Anyone remember the then leader of the Provos, Seán Mac Stíofáin or as he was born John Edward Drayton Stephenson?

Northern Sold 7:09 Sun Jan 30
Re: Bloody Sunday, 50 years on.
Daft thing was the British Army was sent over there to help out the poor old outnumbered catholics.... open arms to begin with... but agreed ... should have just left them to blow each other up ... lot easier and less messy.


The British Government ordered the deployment of troops to Northern Ireland in August 1969. This was to counter the growing disorder surrounding civil rights protests and an increase in sectarian violence during the traditional Protestant marching season.

The Roman Catholic population of Northern Ireland had little faith in the local police force, viewing the Royal Ulster Constabulary (RUC) as a pro-Protestant organisation.
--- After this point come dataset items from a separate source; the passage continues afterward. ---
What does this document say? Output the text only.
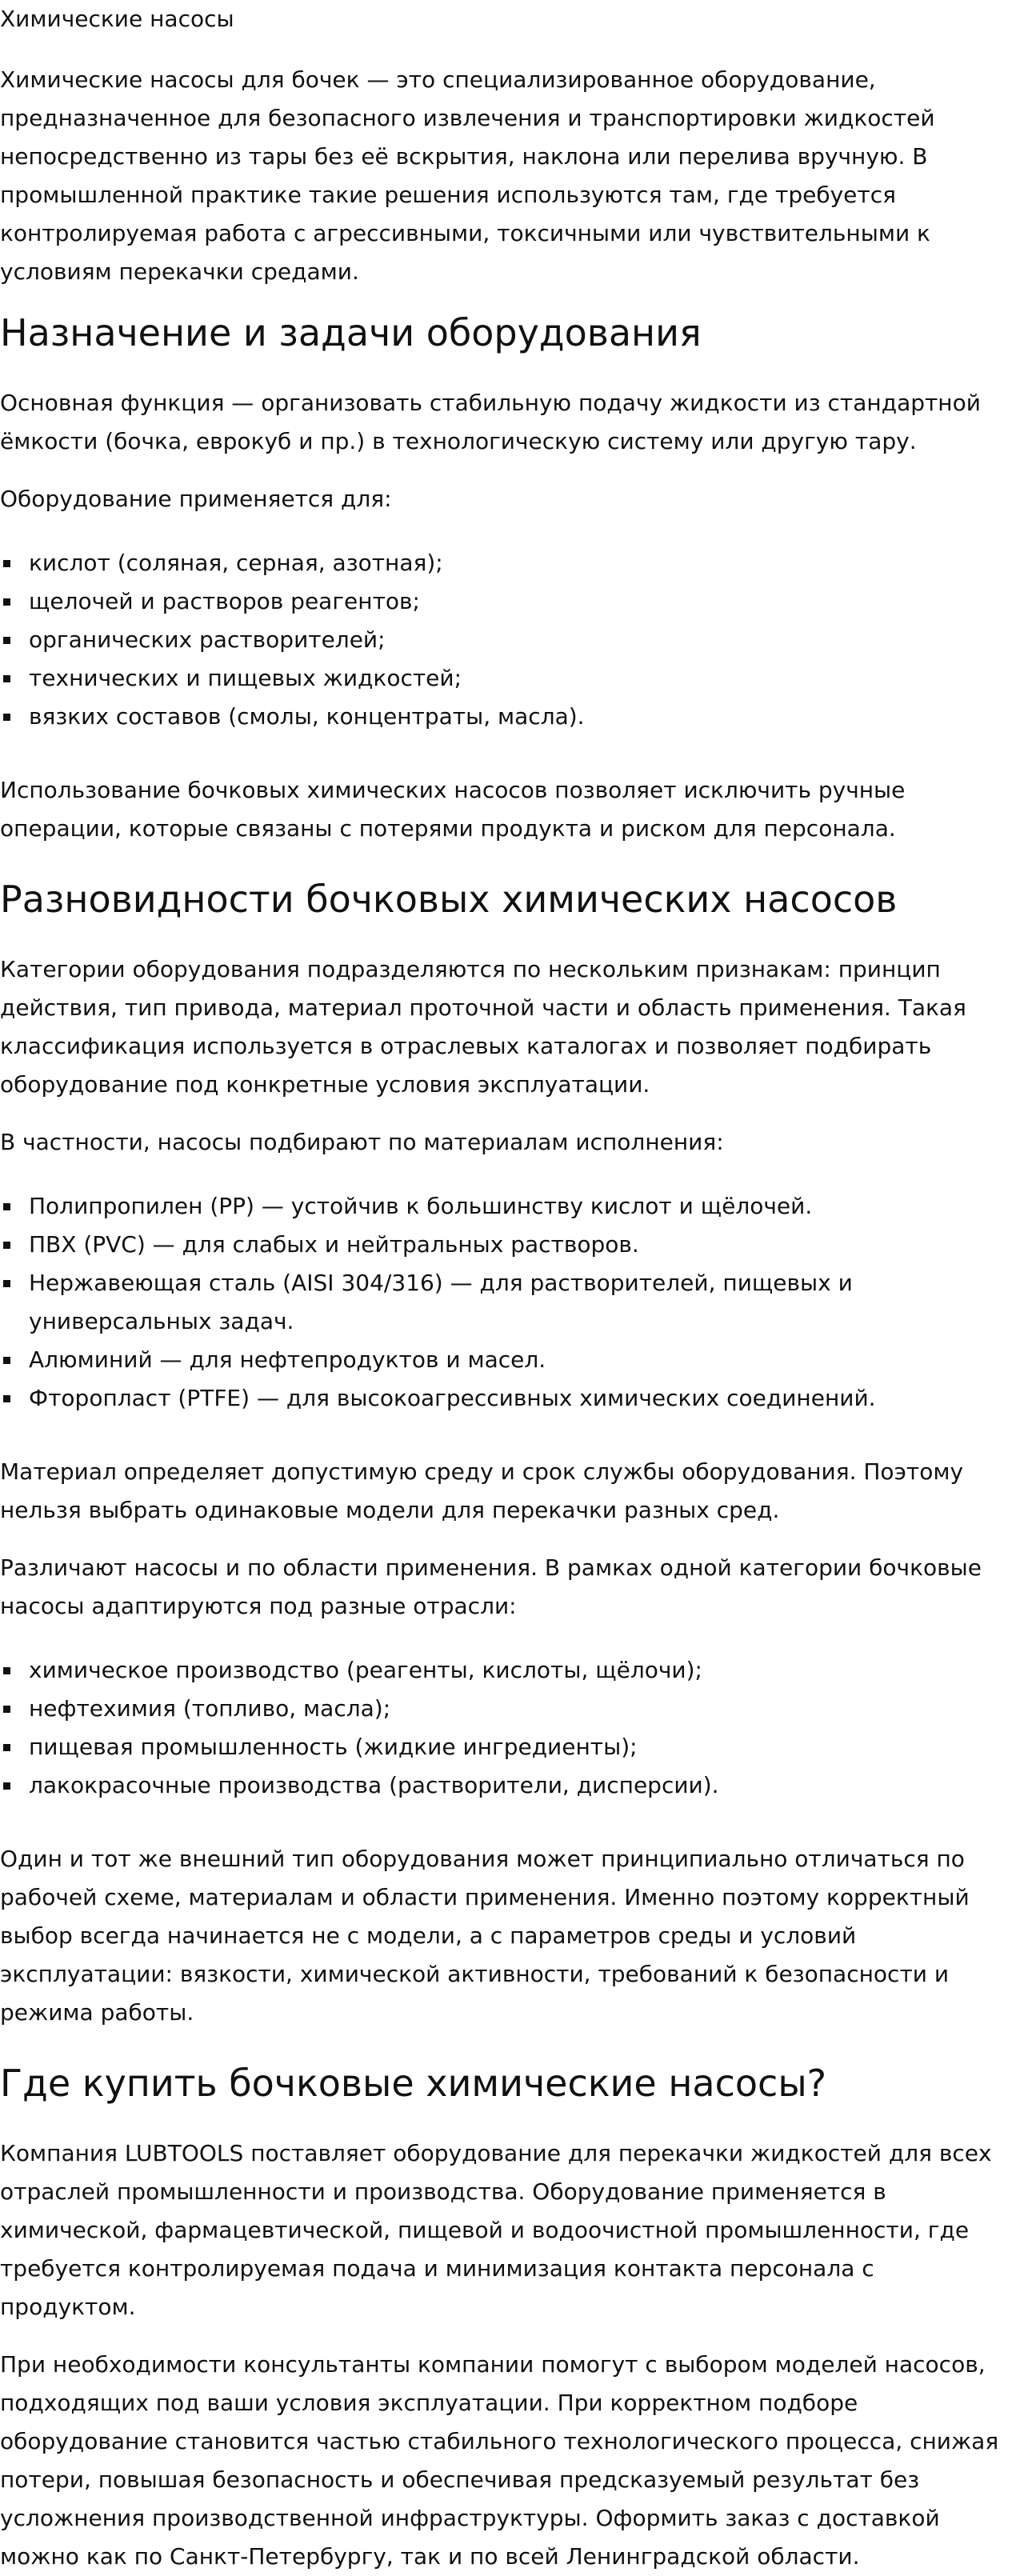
Химические насосы

Химические насосы для бочек — это специализированное оборудование, предназначенное для безопасного извлечения и транспортировки жидкостей непосредственно из тары без её вскрытия, наклона или перелива вручную. В промышленной практике такие решения используются там, где требуется контролируемая работа с агрессивными, токсичными или чувствительными к условиям перекачки средами.

Назначение и задачи оборудования

Основная функция — организовать стабильную подачу жидкости из стандартной ёмкости (бочка, еврокуб и пр.) в технологическую систему или другую тару.

Оборудование применяется для:

кислот (соляная, серная, азотная);
щелочей и растворов реагентов;
органических растворителей;
технических и пищевых жидкостей;
вязких составов (смолы, концентраты, масла).

Использование бочковых химических насосов позволяет исключить ручные операции, которые связаны с потерями продукта и риском для персонала.

Разновидности бочковых химических насосов

Категории оборудования подразделяются по нескольким признакам: принцип действия, тип привода, материал проточной части и область применения. Такая классификация используется в отраслевых каталогах и позволяет подбирать оборудование под конкретные условия эксплуатации.

В частности, насосы подбирают по материалам исполнения:

Полипропилен (PP) — устойчив к большинству кислот и щёлочей.
ПВХ (PVC) — для слабых и нейтральных растворов.
Нержавеющая сталь (AISI 304/316) — для растворителей, пищевых и универсальных задач.
Алюминий — для нефтепродуктов и масел.
Фторопласт (PTFE) — для высокоагрессивных химических соединений.

Материал определяет допустимую среду и срок службы оборудования. Поэтому нельзя выбрать одинаковые модели для перекачки разных сред.

Различают насосы и по области применения. В рамках одной категории бочковые насосы адаптируются под разные отрасли:

химическое производство (реагенты, кислоты, щёлочи);
нефтехимия (топливо, масла);
пищевая промышленность (жидкие ингредиенты);
лакокрасочные производства (растворители, дисперсии).

Один и тот же внешний тип оборудования может принципиально отличаться по рабочей схеме, материалам и области применения. Именно поэтому корректный выбор всегда начинается не с модели, а с параметров среды и условий эксплуатации: вязкости, химической активности, требований к безопасности и режима работы.

Где купить бочковые химические насосы?

Компания LUBTOOLS поставляет оборудование для перекачки жидкостей для всех отраслей промышленности и производства. Оборудование применяется в химической, фармацевтической, пищевой и водоочистной промышленности, где требуется контролируемая подача и минимизация контакта персонала с продуктом.

При необходимости консультанты компании помогут с выбором моделей насосов, подходящих под ваши условия эксплуатации. При корректном подборе оборудование становится частью стабильного технологического процесса, снижая потери, повышая безопасность и обеспечивая предсказуемый результат без усложнения производственной инфраструктуры. Оформить заказ с доставкой можно как по Санкт-Петербургу, так и по всей Ленинградской области.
Initially, it was hoped that the British Army might be more readily accepted as a neutral peacekeeping force.

But this optimism was misplaced. Despite the Army coming under the control of the Secretary of State for Defence in London, many Catholics saw it as a tool of the Unionist Government in Northern Ireland.

Accordingly, the Provisional Irish Republican Army (PIRA), which had formed in 1969 and whose membership was growing, increased levels of violence against both the police and the Army.

Side of Ham 7:01 Sun Jan 30
Re: Bloody Sunday, 50 years on.
Erm, wasn’t the reason we went in because the catholics were about to slaughter the Protestants over there?

That is our history on it?

Westham67 6:54 Sun Jan 30
Re: Bloody Sunday, 50 years on.

Bamber 6:13 Sun Jan 30

twoleftfeet 6:45 Sun Jan 30
Re: Bloody Sunday, 50 years on.
A forum full of IRA sympathisers.

Blowing up people in pubs, killing kids and torturing people.

You are on the wrong side of history.

twoleftfeet 6:43 Sun Jan 30
Re: Bloody Sunday, 50 years on.
So you are saying a widowed mother of 10 wasn’t kidnapped by the IRA and then shot in the back of the head and buried in a bog.

Google Jean McConville.

You’re welcome.

twoleftfeet 6:41 Sun Jan 30
Re: Bloody Sunday, 50 years on.
Daveyg.

Why don’t you fuck off you stupid fucking mong.

Big man behind the keyboard aren’t you.

Far Cough 6:39 Sun Jan 30
Re: Bloody Sunday, 50 years on.
I don't think it was a good idea to send the Paras in, who are basically shock troops, for what was essentially a policing operation

White Pony 6:21 Sun Jan 30
Re: Bloody Sunday, 50 years on.
You’re wasting your time, Bamber son.